Located in Tanzania, the Amani library’s architecture provides different kinds of spaces and uses to promote a different approach to reading and learning, as an alternative to the typical frontal approach to lessons. Enclosed by thick earth walls and with access from the school, there is a multidisciplinary room for workshops meetings and lessons. The reading room is light and open with one of the façades connected to the verandah, creating a large space for recreation and movement.
The project is mainly constructed from using two materials: soil excavated from the site and locally collected wood. On-site production offered the possibility of employing local material and the same excavated soil for wall construction. The perimeter of the library is built with load-bearing walls using the rammed earth technique. Apart from its structural capacity, the earth regulates indoor humidity and temperature, saves energy and reduces environmental pollution. Also it is re-usable and saves expenses in material acquisition and transportation. Local handcraft can be found, among others, on the cypress doors and the bamboo enclosure at the verandah, as a way of promoting and strengthening the participation of local craftsmen, as well as raising awareness to the value of cultural heritage.

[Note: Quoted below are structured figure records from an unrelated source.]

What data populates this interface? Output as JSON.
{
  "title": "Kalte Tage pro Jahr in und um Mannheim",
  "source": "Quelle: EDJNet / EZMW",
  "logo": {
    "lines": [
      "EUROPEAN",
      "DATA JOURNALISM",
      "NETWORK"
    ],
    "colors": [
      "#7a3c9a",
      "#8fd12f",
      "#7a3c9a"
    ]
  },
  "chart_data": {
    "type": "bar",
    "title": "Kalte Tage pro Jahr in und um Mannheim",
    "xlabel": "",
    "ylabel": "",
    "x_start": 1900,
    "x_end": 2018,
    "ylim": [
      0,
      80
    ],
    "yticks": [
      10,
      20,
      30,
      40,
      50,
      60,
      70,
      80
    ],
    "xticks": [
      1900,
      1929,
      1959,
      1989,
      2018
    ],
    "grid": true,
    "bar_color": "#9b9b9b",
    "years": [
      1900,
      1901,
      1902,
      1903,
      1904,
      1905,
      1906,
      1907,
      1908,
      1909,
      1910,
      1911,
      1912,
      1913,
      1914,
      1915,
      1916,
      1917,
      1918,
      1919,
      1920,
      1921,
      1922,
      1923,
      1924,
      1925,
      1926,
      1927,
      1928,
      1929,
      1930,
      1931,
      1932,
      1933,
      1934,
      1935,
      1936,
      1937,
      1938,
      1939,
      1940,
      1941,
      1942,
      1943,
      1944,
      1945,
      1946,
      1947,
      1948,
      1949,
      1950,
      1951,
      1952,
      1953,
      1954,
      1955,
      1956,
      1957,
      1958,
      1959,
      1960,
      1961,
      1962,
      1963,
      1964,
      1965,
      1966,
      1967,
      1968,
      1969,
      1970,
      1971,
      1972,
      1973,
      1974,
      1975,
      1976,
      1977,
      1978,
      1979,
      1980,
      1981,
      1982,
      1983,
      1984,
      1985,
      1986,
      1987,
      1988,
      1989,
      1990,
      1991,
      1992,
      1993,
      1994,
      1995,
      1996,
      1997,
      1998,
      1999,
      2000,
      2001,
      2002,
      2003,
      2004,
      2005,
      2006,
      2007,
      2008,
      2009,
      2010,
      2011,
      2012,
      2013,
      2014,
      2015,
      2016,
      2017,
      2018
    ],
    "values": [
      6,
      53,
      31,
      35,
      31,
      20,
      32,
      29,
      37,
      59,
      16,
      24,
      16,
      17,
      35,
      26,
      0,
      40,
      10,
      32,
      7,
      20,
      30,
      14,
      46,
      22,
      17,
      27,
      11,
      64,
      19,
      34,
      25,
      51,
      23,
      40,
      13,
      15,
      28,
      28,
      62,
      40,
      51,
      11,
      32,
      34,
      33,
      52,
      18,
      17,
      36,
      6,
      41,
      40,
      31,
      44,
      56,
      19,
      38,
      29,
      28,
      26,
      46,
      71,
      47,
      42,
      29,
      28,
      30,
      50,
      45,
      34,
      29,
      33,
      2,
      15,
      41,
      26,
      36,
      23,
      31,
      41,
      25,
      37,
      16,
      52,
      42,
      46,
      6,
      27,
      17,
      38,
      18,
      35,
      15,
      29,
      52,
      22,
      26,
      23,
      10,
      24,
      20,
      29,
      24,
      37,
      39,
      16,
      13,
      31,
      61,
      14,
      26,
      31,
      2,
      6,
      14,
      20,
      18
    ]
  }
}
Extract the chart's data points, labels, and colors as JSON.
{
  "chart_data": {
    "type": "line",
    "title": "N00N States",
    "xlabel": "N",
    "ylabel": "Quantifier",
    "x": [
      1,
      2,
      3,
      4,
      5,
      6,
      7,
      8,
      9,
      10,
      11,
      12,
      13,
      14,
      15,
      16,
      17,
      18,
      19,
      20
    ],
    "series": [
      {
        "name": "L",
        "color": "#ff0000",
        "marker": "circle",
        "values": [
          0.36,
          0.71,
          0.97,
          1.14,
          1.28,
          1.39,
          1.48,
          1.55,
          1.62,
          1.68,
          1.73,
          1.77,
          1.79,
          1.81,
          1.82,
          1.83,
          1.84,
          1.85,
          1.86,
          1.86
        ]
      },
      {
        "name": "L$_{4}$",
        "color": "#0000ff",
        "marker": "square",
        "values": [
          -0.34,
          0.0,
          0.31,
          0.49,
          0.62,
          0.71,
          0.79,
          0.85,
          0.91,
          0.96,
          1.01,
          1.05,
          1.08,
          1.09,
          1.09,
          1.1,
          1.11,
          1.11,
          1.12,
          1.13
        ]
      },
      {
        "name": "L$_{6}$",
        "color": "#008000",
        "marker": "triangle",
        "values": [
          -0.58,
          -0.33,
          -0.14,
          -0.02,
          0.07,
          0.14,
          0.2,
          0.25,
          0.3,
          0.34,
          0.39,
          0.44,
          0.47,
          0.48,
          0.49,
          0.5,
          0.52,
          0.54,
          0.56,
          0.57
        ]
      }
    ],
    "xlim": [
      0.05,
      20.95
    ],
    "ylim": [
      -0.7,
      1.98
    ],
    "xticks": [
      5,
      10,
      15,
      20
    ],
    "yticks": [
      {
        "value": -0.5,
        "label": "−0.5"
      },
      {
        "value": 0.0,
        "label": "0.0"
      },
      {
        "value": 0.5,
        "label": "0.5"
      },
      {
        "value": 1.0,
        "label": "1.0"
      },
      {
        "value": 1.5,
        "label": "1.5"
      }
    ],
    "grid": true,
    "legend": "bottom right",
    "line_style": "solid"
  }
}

The construction of Amani Library was carried out in a short timeframe of four months through a workshop with both Kibaoni inhabitants and international participants. The workshop was regarded as a learning experience through an immersive, collaborative design-build project.
The approach carries a developmental character, acting as “seed”, as it seeks to form a knowledge base that can contribute to the potential return of traditional materials and techniques in solving the problem of low-cost housing in rural environments.